Date: 2003-10-28 05:06 pm (UTC)
From: [identity profile] siriologist.livejournal.com
Winter magic is concentrated, yes, but the fact that summer magic is dispersed, attenuated, doesn’t at all mean that it is weak.

This make perfect sense physically since as molecules freeze the atome get more dence and therefore more concentrated in the substance. When something thaws the atoms get more spread out. That should work for the magic as well as the atoms. Winter magic should be more centered inside something as we all turn inward and huddle more in winter. Maybe it takes an internal power to use the winter magic and more external power to gather and utilize summer magic. Maybe summer magic is collected with dream catchers and directed by wands, where as winter magic is more drawn or pulled from the ice (fishing) and utilized by an internal direction rather than an external wand. Maybe the fish whisper the spells to the fishermen.

therefore women might be natural summer magicians and men winter magicians. And Solveig, the untypical winter figure is a woman in a man’s world (architecture).

I like this aspect and think it would be cool to use this as a reason why Solvieg is atypical and can solve the problem most people can't without her having to be "the one" ala Neo.

I don't know enough about your antagonist, but maybe he's trying to force the winter magic rather than drawing or fishing it out to use.

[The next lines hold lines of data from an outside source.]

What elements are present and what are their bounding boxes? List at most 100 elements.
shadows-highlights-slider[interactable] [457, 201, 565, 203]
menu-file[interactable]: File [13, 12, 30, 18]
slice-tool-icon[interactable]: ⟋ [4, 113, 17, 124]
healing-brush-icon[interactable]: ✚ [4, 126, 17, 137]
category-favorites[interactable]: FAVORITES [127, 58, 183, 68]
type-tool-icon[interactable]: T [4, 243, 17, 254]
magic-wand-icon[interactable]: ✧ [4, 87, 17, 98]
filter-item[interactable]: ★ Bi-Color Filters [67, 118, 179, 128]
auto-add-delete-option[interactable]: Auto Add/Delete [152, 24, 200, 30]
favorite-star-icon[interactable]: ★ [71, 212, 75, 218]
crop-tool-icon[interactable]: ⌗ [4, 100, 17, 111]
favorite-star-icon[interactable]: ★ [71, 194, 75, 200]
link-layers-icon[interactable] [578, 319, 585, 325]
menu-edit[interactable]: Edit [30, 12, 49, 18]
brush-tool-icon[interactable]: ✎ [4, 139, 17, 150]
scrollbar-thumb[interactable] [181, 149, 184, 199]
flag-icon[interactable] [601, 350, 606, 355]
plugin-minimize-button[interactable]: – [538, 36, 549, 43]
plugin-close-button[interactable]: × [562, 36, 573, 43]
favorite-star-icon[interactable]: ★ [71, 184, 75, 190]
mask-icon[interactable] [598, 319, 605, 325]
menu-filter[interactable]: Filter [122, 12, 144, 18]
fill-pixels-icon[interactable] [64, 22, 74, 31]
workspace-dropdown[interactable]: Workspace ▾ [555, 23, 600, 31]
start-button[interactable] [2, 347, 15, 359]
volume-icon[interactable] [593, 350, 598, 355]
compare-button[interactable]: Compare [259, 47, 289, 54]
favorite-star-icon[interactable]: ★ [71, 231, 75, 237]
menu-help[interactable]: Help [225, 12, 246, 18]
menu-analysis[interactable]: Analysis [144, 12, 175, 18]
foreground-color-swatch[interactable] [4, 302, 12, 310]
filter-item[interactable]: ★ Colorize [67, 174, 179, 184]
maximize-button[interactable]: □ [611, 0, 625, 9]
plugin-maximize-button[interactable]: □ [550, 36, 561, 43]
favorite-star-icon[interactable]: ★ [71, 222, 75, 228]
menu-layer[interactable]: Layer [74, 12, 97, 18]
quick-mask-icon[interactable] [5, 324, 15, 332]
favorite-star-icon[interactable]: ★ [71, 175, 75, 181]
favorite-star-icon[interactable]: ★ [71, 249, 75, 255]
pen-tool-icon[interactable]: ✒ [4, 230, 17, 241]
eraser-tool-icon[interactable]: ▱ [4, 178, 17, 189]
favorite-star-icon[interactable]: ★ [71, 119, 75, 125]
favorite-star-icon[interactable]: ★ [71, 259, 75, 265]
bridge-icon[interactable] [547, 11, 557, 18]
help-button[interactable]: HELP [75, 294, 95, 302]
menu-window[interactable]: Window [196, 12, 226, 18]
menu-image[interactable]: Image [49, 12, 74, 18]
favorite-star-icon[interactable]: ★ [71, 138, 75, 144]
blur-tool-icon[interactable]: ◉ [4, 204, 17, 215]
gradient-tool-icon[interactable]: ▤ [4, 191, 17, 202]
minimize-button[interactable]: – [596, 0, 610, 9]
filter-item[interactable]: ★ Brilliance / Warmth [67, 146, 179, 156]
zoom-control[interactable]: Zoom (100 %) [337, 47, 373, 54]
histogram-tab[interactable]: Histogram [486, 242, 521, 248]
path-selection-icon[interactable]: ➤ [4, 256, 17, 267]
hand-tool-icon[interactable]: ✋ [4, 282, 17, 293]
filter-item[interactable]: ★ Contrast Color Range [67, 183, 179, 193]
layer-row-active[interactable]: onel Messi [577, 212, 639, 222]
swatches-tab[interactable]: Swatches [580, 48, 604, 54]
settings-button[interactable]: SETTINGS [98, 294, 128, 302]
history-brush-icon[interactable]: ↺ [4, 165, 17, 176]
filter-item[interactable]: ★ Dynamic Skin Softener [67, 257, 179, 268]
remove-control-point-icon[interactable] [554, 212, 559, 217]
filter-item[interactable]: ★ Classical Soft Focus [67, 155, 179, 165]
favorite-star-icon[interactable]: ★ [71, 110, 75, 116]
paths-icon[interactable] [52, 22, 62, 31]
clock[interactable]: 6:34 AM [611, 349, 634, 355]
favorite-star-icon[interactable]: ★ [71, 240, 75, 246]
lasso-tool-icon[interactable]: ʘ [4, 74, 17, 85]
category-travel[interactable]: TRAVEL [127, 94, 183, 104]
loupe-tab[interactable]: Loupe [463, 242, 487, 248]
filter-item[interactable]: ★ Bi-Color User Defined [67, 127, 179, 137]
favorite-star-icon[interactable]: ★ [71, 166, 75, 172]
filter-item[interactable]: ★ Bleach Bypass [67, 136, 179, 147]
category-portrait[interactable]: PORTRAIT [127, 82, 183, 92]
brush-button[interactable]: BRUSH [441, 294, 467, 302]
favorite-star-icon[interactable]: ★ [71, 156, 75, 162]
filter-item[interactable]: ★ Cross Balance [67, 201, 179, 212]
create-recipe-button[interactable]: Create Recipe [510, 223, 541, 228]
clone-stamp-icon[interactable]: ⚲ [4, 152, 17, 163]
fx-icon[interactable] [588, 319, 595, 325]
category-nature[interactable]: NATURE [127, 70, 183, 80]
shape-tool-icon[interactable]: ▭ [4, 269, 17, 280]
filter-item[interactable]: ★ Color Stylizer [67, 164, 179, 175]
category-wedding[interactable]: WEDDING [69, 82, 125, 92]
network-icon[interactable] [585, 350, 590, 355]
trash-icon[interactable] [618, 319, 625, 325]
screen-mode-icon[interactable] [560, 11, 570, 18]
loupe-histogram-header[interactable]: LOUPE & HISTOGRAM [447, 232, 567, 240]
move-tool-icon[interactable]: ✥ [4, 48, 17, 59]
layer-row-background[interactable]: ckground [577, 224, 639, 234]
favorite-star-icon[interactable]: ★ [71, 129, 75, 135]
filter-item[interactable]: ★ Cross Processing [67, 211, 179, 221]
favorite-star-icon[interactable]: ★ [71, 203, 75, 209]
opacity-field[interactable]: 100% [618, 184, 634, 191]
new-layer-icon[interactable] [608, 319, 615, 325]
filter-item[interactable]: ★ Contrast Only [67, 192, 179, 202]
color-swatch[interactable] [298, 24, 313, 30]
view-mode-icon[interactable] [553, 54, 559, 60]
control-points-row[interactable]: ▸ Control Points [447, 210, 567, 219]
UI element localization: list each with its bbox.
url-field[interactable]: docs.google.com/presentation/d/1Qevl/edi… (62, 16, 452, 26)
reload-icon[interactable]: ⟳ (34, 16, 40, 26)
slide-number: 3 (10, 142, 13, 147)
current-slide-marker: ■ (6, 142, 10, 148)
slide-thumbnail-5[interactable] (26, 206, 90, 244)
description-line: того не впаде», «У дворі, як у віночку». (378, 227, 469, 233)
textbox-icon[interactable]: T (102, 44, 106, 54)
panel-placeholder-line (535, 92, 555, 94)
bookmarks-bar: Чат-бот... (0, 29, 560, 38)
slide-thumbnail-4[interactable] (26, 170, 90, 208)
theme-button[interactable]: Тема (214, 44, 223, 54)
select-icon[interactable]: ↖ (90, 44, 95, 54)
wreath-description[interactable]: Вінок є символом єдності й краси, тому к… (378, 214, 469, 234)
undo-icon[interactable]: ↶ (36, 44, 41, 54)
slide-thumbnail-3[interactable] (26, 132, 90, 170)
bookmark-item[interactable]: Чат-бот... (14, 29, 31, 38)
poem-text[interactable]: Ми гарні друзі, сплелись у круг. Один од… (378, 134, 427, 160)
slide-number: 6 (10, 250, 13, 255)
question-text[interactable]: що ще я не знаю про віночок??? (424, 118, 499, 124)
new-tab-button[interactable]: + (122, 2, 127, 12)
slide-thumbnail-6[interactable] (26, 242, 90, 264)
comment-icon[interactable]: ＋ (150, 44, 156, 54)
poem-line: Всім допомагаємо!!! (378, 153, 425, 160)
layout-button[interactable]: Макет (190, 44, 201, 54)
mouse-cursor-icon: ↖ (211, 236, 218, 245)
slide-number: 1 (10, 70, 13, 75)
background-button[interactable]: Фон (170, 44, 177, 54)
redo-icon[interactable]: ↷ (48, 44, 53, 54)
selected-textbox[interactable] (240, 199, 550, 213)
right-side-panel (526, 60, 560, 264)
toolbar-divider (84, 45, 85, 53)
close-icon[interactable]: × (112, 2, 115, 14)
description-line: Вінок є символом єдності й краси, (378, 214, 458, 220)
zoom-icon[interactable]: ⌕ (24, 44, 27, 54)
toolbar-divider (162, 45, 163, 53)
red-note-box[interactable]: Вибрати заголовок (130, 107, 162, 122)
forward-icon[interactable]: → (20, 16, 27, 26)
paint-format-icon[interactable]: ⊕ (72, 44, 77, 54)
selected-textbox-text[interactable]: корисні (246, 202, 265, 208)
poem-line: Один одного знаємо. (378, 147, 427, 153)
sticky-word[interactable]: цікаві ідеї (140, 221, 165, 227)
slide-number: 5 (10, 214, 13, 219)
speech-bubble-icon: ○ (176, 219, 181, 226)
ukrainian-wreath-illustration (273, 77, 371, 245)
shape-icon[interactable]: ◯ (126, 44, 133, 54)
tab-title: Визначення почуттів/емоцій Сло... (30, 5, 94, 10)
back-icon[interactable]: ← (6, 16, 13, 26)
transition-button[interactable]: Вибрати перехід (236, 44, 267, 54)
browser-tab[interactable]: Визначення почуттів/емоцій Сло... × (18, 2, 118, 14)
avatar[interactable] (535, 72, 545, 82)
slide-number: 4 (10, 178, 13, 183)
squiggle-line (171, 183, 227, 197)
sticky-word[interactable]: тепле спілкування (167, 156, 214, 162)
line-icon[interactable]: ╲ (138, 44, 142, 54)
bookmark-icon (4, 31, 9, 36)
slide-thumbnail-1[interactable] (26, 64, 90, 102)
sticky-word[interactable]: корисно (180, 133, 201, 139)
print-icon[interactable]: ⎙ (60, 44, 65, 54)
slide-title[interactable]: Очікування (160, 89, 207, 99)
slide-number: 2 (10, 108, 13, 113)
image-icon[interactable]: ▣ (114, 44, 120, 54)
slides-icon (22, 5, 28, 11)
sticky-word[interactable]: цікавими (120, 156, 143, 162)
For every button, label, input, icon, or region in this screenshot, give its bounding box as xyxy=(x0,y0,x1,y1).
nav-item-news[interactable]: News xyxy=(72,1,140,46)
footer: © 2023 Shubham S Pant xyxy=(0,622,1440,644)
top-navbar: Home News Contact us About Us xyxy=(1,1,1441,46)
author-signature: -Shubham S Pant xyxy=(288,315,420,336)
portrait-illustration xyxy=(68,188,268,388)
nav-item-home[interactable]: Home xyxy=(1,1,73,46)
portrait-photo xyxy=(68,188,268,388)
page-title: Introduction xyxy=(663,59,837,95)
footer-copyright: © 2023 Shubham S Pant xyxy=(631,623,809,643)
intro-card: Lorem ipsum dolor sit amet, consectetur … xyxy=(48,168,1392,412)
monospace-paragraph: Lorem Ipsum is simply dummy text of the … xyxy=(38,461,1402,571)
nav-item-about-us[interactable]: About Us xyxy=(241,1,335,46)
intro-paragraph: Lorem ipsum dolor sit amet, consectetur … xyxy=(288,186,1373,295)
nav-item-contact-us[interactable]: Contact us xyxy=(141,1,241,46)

Maybe winter magic has an organic limit, and the antagonists abuse of the magic is from trying to force more of it than natural.

Or NOT. ;)

At any rate I don't think any of your ideas are garbage, swill, or dreck (my comments on them might be...). They sound pretty cool to me. But...I know from which you come as my chapter at the moment *is* garbage, swill, and dreck, and boring to boot and I can't for the life of me figure out what the heck it needs.

Good luck
Carole

(no subject)

Date: 2003-10-29 02:16 pm (UTC)
From: [identity profile] sythyry.livejournal.com
That's quite a nifty magic system! It's nice to see some important polarities that aren't the standard light/dark good/evil ones. The aggregate/disperse polarity is absolutely reasonable and natural, and ... in all my reading of fantasy and of terrestrial magic systems, and of course many many role-playing games, I can't think of anything quite like it.

And of course it allows considerable subtlety of motivation and characterization. Which is what one has come to expect from you, of course.